Miles de centroamericanos fijaron el domingo la vista en la Ciudad de México, después de un extenuante trayecto a través de una parte de México que ha sido particularmente peligrosa para los migrantes que buscan llegar a Estados Unidos.

La mayoría de los aproximadamente 4,000 migrantes llegaron a la ciudad de Córdoba, en el estado de Veracruz en el Golfo de México, una puerta al centro del país a unos 200 kilómetros de su parada previa. El trayecto del día fue uno de los más largos hasta el momento, a medida que los migrantes exhaustos intentan avanzar a pie y pidiendo aventón hacia la frontera de Estados Unidos, aún a cientos de kilómetros de distancia.

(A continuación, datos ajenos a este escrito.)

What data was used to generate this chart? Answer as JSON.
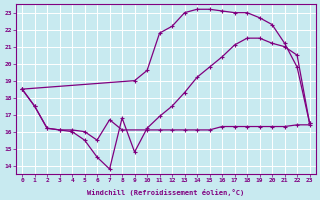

No está claro a qué parte de la frontera se dirigirán eventualmente, pero su más reciente noche en Veracruz podría ser una de las últimas antes de dirigirse a la Ciudad de México.

Mientras los migrantes comenzaron a llenar los centros deportivos en Córdoba, otros ya habían subido a camiones de carga rumbo a Puebla e incluso a la Ciudad de México.

En tanto, un grupo de migrantes salvadoreños llegó a la ciudad de Tapachula, en el estado de Chiapas, tras caminar desde la frontera con Guatemala.

Los centroamericanos ingresaron a territorio mexicano después de cruzar de forma irregular por el río Suchiate, que divide a México y al vecino país de Guatemala.

En el contingente se encuentran personas de todas las edades, hombres y mujeres con hijos, quienes reanudaron su marcha después de haber descansado el pasado sábado en el poblado de Metapa, ya en territorio chiapaneco.